Marseille - Journées Nationales 1999

Filiations

L’intérêt pour les filiations se retrouve à toutes les étapes du travail du psychiatre – à de multiples registres.

Le premier d’entre eux concerne évidemment les liens de parenté, ceux-ci engageant aussi bien les ordres du biologique (hérédité, génétique) que du psychique et du social, ces deux derniers pouvant d’ailleurs être distincts du premier (expérimentalement dans le cadre des adoptions par exemple ou des foyers séparés). Une telle dissociation pourra également être repérée au niveau fantasmatique ("celui que je me reconnais comme père", mais également, bien que de façon plus inattendue, cela peut également concerner la mère...). A un degré de plus, on sera confronté à de véritables "délires de filiation". Les rapports aux parents occupent une très large place dans l’approche clinique et psychothérapique – en ceci qu’une très grande part de l’organisation psychique de l’enfant va se nouer à travers eux.

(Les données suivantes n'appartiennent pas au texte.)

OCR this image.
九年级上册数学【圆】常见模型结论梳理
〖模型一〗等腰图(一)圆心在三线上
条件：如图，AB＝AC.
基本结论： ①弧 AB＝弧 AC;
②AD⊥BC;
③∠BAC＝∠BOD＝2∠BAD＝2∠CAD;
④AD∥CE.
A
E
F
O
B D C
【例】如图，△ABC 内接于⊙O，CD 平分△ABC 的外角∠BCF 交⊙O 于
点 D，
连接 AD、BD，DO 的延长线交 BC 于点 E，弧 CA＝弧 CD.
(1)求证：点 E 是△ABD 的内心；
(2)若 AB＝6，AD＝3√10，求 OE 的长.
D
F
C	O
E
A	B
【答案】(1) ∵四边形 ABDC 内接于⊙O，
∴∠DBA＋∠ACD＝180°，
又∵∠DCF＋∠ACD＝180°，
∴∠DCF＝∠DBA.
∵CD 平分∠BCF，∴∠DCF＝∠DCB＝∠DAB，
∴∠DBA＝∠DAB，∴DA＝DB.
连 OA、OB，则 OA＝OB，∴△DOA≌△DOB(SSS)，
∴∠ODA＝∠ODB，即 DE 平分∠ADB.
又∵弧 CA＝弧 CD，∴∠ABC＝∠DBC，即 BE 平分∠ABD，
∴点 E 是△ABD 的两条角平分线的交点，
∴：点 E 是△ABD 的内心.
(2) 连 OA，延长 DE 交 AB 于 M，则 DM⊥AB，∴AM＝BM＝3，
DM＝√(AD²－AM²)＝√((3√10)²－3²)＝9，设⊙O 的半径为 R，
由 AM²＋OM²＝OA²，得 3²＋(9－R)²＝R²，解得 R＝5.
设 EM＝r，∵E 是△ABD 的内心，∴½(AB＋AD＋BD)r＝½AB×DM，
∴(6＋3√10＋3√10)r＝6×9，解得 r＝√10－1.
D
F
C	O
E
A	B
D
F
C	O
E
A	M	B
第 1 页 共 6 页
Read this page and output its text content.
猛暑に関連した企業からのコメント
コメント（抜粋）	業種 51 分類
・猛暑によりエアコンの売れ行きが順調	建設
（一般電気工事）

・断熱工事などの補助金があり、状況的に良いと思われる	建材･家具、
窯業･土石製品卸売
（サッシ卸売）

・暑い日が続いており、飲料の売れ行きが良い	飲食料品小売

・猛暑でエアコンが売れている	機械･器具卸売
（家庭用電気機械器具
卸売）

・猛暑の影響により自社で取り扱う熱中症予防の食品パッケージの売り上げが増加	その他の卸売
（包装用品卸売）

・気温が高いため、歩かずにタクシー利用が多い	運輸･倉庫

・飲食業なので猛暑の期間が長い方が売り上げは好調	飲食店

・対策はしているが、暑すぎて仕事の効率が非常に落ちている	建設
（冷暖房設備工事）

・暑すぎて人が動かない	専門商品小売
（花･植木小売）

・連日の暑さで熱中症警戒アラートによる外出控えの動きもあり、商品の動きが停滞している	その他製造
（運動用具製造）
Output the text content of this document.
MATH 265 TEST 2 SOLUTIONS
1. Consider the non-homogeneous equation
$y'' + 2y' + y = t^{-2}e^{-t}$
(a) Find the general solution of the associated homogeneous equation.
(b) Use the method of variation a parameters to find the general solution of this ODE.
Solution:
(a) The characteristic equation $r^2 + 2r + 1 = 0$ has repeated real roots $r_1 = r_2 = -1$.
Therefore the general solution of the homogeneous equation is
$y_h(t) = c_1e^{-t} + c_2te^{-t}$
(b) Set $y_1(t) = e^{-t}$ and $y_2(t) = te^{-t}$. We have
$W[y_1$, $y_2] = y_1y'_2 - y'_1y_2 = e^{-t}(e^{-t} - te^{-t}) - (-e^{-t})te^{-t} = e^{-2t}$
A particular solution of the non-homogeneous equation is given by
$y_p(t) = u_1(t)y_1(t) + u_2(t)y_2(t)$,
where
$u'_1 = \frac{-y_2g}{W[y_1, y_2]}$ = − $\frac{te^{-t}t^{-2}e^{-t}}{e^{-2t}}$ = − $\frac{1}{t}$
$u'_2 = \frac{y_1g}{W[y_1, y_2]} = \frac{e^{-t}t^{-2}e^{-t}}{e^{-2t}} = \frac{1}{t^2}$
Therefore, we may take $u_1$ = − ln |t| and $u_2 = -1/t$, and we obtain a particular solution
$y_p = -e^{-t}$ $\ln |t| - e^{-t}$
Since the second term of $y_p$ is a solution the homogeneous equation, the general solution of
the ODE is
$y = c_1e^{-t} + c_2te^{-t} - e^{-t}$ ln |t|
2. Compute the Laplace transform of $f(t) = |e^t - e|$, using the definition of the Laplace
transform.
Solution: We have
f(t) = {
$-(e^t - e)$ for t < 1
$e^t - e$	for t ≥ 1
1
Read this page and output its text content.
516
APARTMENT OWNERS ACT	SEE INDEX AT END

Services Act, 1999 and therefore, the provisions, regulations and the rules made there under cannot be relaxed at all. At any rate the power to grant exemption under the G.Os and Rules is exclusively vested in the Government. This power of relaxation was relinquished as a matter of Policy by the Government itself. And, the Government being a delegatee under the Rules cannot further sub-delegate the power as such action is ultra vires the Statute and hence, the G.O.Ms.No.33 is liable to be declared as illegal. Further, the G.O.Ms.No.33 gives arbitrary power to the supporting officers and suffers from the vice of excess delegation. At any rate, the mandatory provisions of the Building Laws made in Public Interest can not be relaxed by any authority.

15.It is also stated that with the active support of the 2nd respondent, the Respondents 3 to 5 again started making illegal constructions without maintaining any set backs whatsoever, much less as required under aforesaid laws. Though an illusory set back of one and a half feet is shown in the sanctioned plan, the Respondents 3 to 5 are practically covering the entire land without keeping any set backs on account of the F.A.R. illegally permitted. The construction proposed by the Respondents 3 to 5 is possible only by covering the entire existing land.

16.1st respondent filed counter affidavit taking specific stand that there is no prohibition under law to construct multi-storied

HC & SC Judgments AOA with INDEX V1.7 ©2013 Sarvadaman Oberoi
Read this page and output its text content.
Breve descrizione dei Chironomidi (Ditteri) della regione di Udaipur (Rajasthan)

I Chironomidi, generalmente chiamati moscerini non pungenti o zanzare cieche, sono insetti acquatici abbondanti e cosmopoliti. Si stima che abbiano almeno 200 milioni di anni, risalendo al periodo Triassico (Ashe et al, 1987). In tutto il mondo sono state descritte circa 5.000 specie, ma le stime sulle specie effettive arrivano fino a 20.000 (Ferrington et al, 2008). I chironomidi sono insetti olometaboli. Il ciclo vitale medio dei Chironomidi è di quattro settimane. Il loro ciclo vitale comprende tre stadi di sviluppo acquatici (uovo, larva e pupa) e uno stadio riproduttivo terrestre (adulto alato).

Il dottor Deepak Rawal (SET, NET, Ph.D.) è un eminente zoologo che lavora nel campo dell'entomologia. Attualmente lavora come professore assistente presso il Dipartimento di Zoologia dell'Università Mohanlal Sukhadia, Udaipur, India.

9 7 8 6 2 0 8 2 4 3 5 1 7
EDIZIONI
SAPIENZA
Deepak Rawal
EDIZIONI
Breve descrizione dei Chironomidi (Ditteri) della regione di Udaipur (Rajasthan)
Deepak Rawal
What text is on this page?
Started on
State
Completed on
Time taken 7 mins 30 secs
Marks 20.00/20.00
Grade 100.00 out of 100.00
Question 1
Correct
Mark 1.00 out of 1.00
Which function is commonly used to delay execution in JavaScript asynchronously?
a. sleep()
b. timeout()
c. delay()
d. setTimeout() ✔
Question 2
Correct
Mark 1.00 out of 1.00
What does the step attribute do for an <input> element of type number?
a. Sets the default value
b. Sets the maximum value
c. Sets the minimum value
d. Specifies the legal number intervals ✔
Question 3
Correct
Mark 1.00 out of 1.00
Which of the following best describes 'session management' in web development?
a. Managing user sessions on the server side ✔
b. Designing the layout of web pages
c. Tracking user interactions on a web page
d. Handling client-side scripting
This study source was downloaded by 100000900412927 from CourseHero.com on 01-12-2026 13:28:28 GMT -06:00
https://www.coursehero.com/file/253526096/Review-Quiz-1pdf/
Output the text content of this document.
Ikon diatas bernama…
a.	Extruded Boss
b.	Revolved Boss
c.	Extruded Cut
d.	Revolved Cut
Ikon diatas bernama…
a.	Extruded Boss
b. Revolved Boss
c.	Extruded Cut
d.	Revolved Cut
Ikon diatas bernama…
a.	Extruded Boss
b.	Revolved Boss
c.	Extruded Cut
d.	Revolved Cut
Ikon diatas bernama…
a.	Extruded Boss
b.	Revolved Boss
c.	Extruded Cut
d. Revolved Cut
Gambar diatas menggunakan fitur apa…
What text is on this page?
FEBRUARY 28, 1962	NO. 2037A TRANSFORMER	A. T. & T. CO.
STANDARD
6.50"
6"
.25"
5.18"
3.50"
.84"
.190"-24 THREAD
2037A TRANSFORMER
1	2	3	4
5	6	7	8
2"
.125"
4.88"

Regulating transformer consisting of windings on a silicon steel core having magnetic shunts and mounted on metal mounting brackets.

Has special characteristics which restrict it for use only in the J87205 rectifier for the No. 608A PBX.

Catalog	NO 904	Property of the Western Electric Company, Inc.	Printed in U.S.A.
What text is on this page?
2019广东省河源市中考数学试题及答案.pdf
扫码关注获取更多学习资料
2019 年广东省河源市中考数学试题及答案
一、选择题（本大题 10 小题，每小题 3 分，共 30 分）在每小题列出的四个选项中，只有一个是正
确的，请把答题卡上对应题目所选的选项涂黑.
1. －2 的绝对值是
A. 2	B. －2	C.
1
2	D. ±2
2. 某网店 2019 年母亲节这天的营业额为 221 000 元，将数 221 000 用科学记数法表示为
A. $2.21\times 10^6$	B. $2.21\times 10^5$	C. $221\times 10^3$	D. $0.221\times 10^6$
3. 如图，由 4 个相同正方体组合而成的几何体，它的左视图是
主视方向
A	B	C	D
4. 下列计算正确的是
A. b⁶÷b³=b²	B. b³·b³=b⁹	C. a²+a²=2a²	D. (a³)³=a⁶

Plus "métaphorisées" sont les filiations intellectuelles ou spirituelles : on sait toute l’influence que peuvent exercer éducateurs et enseignants de tous niveaux – depuis l’instituteur des premiers apprentissages, le "professeur de philo" de terminale, jusqu’au "maître" universitaire, mais aussi le maître artisan, celui de stage, mais aussi tel leader politique ou, dans l’ordre religieux, tel père spirituel. Cette fonction, qui va jouer un rôle très important dans la maturation de l’adolescent et de l’adulte jeune, repose à la fois sur la transmission de contenus mais aussi sur une modélisation à travers transfert et identification. On mentionnera, à propos des psychiatres, le cas particulier des filiations "psychanalytiques", objets d’une curiosité affûtée, qu’il s’agisse de divan ou d’école…

Enfin, on doit tenir grand compte de ce que nous appellerons les filiations culturelles, qui renvoient aux liens communautaires qui se nouent à de multiples sources : géographiques, ethniques, langagières, traditionnelles, religieuses, etc. - liens qu’il convient d’analyser avec précision à l’écart de toute dérive raciste ou excluante, tout en leur reconnaissant un rôle fondateur dans les comportements individuels et sociaux...

La référence à la filiation est fondatrice dans beaucoup de textes fondamentaux de l’humanité. C’est dire que la reconnaissance d’une filiation est avant tout un fait de parole, et se situe dans l’ordre du symbolique : elle appartient au procès d’humanitude – et comme telle concerne au premier chef le philosophe. Mais la question des filiations devrait tout autant interpeller le politique s’il veut se garder du fantasme totalitaire d’uniformisation des hommes – ou, pire encore, de leur sélection…

Pour le psychiatre en tout cas, elle fait partie des données incontournables qui constituent l’individu en sujet, lui même "enfant de son histoire". Certains progrès contemporains de la recherche, notamment mais pas seulement dans l’ordre biologique, peuvent incliner à privilégier l’abord symptomatique de la maladie sur un mode purement synchronique et justifient que soit réinterrogée la pertinence d’une mise en perspective diachronique. Néanmoins, qu’il s’agisse de compréhension de la souffrance, de la maladie, de gestion des thérapeutiques, voire de propositions en terme de prévention, l’expérience soignante, notamment celle des prises en charge au long cours, laisse à penser que l’investigation sur les filiations constituera toujours pour le psychiatre un des ressorts majeurs de son travail clinique, de sa réflexion théorique et de son efficacité thérapeutique.